Farrah Pepper, lifelong New Yorker and double-NYU graduate (College of Arts & Science, B.A. and NYU School of Law, J.D.) is passionate about using legal technology to solve business challenges, create enterprise value, and reduce risk. The BYU Law community was recently privileged to hear from Pepper at the Future of Law Forum where she shared insights on navigating the rapidly changing world of legal technology. “You’ll be most successful in today’s legal market by finding ways to develop and connect with [core legal competencies] now,” she advised students. “That is the differentiator that a lot of employers are looking for.”
Pepper hasn’t always considered herself a tech-evangelist. Motivated by the “twin impulses” of storytelling and the law, Pepper originally planned to specialize in First Amendment Law. “I wanted to advocate for truth telling and fact finding in journalism,” she recalls. However, as a newly-hired junior associate at Gibson Dunn & Crutcher LLP, Pepper found herself “thrown head first into general litigation,” and she quickly became immersed in the pre-trial process of legal discovery. “Many cases don’t make it to trial,” she says. “You can live your whole career in the discovery phase—finding information, analyzing it, and using to to support your case.” In 2006, when amendments to the Federal Rules of Civil Procedure formally introduced electronically stored information as a new category of discoverable information, Pepper recognized an opportunity to become an expert in the emerging space. “I saw a gap,” she says. “It was a vacuum I was happy to fill.” Pepper proposed and ultimately founded an official practice group dedicated to e-discovery, a decision that she says opened up future opportunities. “I was a midlevel associate, but I wanted to bring value to everything I touched,” Pepper says. “You have to be the one driving activities for yourself.”
After a decade with Gibson Dunn, Pepper was recruited by GE as the company’s first dedicated legal expert on discovery. She created and led GE’s Discovery Center of Excellence, redefining the company’s approach to global discovery and data management. As Chief Legal Innovation Counsel at Marsh & McLennan, Pepper is founder and leader of the company’s Legal Innovation and Technology (LIT) team which includes the LIT innovation lab and discovery program. Pepper and her team focus on uncovering technologies that solve the problems of law in areas that are “ripe for disruption” including litigation, investigations, mergers and acquisitions, and contract artificial intelligence (AI). “One of my key ‘aha’ moments as a discovery expert is that so much of what is done in the space of discovery has application outside of it,” she says. “If you learn how to create good workflows for people, processes, and technology, it’s imprintable throughout the practice of law.”

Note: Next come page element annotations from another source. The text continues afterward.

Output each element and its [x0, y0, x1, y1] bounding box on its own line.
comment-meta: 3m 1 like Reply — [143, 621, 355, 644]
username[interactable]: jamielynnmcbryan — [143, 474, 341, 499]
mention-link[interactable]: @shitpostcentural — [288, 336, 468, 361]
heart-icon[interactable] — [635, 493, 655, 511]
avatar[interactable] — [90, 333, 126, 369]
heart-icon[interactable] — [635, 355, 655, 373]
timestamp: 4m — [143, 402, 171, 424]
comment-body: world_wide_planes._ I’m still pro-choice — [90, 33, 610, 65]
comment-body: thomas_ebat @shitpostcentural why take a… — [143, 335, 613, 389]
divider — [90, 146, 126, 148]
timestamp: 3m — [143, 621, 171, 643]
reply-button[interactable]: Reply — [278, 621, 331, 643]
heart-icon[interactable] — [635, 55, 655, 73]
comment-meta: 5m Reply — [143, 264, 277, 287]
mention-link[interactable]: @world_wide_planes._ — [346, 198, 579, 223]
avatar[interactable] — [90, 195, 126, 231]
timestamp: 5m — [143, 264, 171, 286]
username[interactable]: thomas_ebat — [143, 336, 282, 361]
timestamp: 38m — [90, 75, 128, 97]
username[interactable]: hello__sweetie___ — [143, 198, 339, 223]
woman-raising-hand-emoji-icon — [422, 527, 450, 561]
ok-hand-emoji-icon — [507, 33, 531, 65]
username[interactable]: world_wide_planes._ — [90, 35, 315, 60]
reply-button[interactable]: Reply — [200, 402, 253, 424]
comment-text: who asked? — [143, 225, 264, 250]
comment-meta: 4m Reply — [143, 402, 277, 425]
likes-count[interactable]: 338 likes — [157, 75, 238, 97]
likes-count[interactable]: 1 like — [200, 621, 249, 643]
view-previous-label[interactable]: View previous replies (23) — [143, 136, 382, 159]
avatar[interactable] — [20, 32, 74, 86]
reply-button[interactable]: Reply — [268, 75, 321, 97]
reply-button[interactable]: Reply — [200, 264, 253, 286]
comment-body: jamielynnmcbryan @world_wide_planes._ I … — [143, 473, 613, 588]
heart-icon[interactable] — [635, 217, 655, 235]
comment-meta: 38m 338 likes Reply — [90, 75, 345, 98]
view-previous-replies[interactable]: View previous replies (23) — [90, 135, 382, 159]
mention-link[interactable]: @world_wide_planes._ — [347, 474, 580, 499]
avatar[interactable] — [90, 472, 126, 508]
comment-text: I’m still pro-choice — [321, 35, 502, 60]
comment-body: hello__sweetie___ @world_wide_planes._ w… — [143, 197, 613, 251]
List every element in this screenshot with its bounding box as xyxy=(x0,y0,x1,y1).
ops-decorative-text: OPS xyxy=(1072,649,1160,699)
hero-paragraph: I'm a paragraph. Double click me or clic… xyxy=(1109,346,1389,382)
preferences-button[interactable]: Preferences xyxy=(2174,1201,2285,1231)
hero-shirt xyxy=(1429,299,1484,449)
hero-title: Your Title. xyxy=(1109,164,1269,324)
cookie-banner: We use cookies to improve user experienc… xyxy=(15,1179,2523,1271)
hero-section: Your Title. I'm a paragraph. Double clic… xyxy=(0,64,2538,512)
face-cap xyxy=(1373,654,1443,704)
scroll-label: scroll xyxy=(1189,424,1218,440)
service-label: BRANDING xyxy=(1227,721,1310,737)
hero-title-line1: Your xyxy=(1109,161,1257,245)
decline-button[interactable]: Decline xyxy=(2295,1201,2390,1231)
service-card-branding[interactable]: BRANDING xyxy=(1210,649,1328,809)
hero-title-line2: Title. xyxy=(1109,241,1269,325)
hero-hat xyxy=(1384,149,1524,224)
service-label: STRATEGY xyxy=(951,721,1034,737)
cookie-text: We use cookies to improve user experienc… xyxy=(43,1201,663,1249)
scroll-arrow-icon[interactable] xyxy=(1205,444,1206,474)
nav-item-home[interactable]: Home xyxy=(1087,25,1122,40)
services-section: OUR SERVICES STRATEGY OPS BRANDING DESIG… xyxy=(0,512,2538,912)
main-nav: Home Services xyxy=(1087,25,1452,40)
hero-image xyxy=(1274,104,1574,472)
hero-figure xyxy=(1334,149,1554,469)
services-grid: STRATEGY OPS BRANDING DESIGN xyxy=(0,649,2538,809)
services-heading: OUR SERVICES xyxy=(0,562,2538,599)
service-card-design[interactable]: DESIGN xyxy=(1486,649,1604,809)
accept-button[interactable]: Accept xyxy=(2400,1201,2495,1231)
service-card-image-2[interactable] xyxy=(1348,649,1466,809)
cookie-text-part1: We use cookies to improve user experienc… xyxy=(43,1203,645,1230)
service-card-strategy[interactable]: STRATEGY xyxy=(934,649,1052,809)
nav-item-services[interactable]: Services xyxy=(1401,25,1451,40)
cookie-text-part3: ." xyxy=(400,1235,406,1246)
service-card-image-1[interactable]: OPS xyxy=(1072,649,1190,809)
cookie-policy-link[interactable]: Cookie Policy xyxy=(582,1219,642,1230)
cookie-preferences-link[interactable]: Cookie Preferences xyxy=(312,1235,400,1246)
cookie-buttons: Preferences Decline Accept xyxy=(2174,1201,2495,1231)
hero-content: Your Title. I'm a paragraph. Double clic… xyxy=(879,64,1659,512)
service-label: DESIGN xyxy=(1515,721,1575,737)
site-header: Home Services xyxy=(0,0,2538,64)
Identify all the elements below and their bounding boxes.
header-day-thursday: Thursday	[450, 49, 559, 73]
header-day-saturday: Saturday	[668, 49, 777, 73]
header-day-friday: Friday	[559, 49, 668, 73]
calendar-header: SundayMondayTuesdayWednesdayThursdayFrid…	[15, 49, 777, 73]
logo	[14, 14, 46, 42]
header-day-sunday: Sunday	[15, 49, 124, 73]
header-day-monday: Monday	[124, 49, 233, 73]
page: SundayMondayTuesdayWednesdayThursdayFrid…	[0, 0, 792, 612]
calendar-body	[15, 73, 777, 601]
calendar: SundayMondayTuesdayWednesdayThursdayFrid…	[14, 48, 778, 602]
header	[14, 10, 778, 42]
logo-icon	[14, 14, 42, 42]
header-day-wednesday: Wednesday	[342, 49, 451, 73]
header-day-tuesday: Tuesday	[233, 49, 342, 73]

Pepper encouraged students to “stay on the pulse” of promising legal technologies. “In today’s environment you need to hit the ground running,” she noted. “Be familiar with the ecosystem of tools that are out there and familiar with what those tools can do. Create a section on your resume that talks about your technology skill and competencies. Highlight and showcase your connectivity with technology. This will make you incredibly valuable to any organization. You really never know what’s going to be in your future journey.”